A vacancy is classified as a property without a rent being paid but there are offices which are being sub-let which could drive up the vacancy percentage. If the property has a lease and someone is paying the rent, it is not classed as vacant. However, the tenant could be trying to sub-let that space, meaning that activity is not captured in the figures.
"The trend towards making sure offices are a modern and collaborative space is ongoing. People have been looking for quality space in the better-grade buildings. The economic changes have emphasised that and speeded up that trend," Winstanley said.
"We're seeing more focus now on how people are going to manage their offices because people have realised working from home doesn't work for everyone all of the time. There is more flexibility. People are now really benefiting from their time in the office.

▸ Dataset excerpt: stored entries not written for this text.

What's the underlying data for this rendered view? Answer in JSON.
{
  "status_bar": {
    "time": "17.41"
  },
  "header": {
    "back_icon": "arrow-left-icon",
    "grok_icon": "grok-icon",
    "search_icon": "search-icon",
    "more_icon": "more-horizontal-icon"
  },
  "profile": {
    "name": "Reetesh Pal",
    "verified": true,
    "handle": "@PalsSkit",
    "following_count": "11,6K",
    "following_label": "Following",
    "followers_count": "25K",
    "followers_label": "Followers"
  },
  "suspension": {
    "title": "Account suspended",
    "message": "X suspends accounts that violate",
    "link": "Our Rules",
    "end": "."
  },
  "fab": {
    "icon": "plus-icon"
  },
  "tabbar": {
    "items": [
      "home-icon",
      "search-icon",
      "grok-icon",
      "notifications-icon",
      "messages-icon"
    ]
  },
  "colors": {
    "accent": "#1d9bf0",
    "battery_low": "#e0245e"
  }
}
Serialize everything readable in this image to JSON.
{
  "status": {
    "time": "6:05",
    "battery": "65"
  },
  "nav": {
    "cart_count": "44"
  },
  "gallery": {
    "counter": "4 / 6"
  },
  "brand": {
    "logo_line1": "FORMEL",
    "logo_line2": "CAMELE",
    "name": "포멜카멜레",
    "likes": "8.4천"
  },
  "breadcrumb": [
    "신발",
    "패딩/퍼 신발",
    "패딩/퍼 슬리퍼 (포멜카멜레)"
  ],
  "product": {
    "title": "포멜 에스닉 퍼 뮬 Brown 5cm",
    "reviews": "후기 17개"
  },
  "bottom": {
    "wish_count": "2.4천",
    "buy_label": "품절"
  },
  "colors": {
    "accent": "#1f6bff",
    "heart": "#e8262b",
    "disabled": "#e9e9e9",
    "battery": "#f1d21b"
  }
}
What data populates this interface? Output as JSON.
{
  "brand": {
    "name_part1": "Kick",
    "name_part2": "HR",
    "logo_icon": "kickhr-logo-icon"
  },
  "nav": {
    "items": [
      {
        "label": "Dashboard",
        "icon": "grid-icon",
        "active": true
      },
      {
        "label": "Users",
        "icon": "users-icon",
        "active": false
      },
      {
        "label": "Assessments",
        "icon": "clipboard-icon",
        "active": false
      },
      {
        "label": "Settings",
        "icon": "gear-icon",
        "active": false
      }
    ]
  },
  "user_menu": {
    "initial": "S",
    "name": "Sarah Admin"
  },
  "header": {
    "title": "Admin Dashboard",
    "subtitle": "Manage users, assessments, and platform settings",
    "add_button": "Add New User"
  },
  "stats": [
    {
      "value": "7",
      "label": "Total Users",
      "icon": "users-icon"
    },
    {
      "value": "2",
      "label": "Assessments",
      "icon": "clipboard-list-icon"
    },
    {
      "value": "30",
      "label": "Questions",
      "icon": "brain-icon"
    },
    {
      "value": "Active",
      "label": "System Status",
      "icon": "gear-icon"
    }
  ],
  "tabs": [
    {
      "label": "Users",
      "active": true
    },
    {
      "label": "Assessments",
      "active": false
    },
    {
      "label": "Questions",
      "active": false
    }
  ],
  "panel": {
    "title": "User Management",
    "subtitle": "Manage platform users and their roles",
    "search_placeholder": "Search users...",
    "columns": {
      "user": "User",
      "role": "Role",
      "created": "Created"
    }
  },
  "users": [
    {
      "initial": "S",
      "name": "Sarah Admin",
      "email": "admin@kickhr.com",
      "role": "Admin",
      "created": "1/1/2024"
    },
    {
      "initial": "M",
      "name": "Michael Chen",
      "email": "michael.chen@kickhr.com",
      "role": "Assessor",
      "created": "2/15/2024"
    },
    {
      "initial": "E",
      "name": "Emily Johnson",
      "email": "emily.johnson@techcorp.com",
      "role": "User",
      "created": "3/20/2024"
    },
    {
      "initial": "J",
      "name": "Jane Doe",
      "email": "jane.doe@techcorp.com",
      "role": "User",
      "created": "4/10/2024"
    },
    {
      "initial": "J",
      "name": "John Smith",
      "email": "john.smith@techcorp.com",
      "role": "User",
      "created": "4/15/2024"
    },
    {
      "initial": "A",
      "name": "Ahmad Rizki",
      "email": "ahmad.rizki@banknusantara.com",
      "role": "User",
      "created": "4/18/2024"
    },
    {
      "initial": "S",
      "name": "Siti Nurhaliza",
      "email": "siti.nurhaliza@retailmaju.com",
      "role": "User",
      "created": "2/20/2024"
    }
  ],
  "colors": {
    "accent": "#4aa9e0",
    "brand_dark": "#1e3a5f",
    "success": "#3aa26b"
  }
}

Working from home was fine in lockdown because we were all in lockdown and we had the same shared experience.
"The office is a lot more popular than it was pre-Covid because people benefit from collaboration. It's hard to do that with everyone at home," he said.
JLL releases its latest market survey in the next few days.
JLL's real estate market intelligence service said prime CBD rents were around $518/sq m a year. These were up 3.3 per cent over a six-month period.
Completion of Commercial Bay provided an additional 39,000sq m of premium space. However, it was 92 per cent leased at the time of opening.
Notable new developments now underway were 10 Madden St with 8000sq m, 155 Fanshawe St with 16,000sqm and 136 Fanshawe St with 20,000sq m. All those developments had high tenant pre-commitment levels.